Once there, Judy Hopkins will be put in a medically induced
coma for five to seven days and administered dosages of up
to 900 milligrams of ketamine, enough to cause brain damage,
kill her, put her RSD into remission or do nothing at all.
Dr. Robert J. Schwartzman of Drexel University's College
of Medicine in Philadelphia, perhaps the leading RSD expert
in the country, has advised Hopkins to put her affairs in
order, her family said.
The hope is that the high doses of ketamine will reset her
malfunctioning central nervous system, which for lack of a
better term, is stuck in a kind of repeating loop, still firing
pain receptors, unaware the body has long since healed from
the trauma that first triggered the pain. If successful, the
effects of the treatment should be immediate.
"One of the things they're finding, it (the treatment)
doesn't last as long as they had anticipated, even if it puts
you in remission, there's no guarantee it will last,"
Hopkins said. "The fact is, I'm now full-body RSD-CRPS-I,
that's the worst category. These things are unfortunately
counting against me. It's really a game of chance."
But given the amount of pain she has been unable to
leave her house in recent months except for doctors' appointments
and relies on a cane to walk outdoors when she does
she believes this treatment is her last hope.
The cost of travel to Germany and the treatment itself, which
is not covered by any insurance carrier, is estimated at between
$35,000 and $50,000, and friends of the family have started
raising money to offset expenses.
Jim Broatch, executive director of the Reflex Sympathetic
Dystrophy Syndrome Association, established in 1984, said
the disease was first identified in Civil War veterans.
"A neurologist in Philadelphia, Silas Weir Mitchell,
was treating Union soldiers who were complaining of stabbing
pains from injuries that had healed," Broatch said. Mitchell
first named the disease causalgia.
Given the limits of medical science, more than a century
would pass before the pathology of the disease was better
understood and treatment options explored. At the beginning
of the 21st century, the origins of the disease remain a mystery
to the extent that Judy Hopkins suffered with RSD for four
years and saw multiple doctors before she was correctly diagnosed
by a neurologist in August 2002.
"I wasn't able to complete college," she said.

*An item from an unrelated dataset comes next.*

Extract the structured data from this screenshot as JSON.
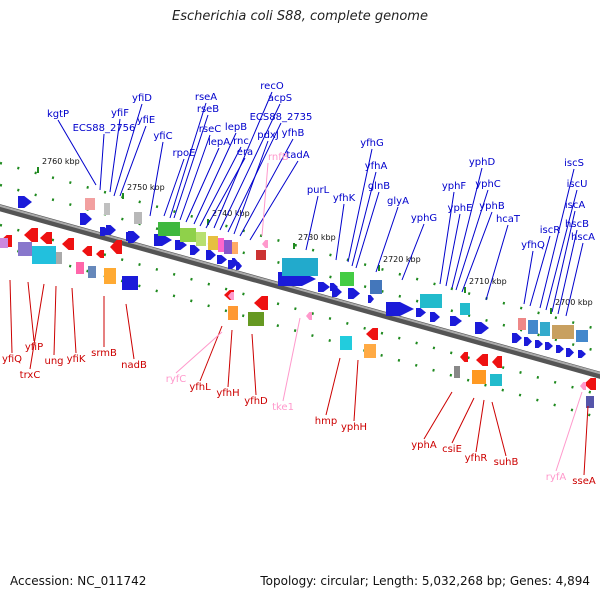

"After my second year, I had to have multiple surgeries.
From that point on, my life really changed. I used to do things,
I went to school, I went out clubbing, but I would come back
to my room and cry all night . . ."
After her sophomore year of college, when she received the
RSD diagnosis, her doctor and her parents told her it would
be impractical for her to continue at college.
"It still baffles me that putting a sock on makes me
cry," Judy Hopkins said.
"You asked us how this affected our family I
can't hug my daughter, I have to let her hug me," Robert
Hopkins said. "If you touch her left arm, she'll go through
the roof. That's just one impact. I don't want to hurt her."
"I don't find any comfort in dwelling on my misfortune,"
Judy Hopkins said. "I'm very fortunate my parents have
the money to cover my medical expenses. It's become my line,
when someone asks me how I'm doing, I'll say: "Can't
complain.' If someone wants to hug me or touch me, I would
rather grind my teeth I actually chipped my tooth once
than let them know they're hurting me."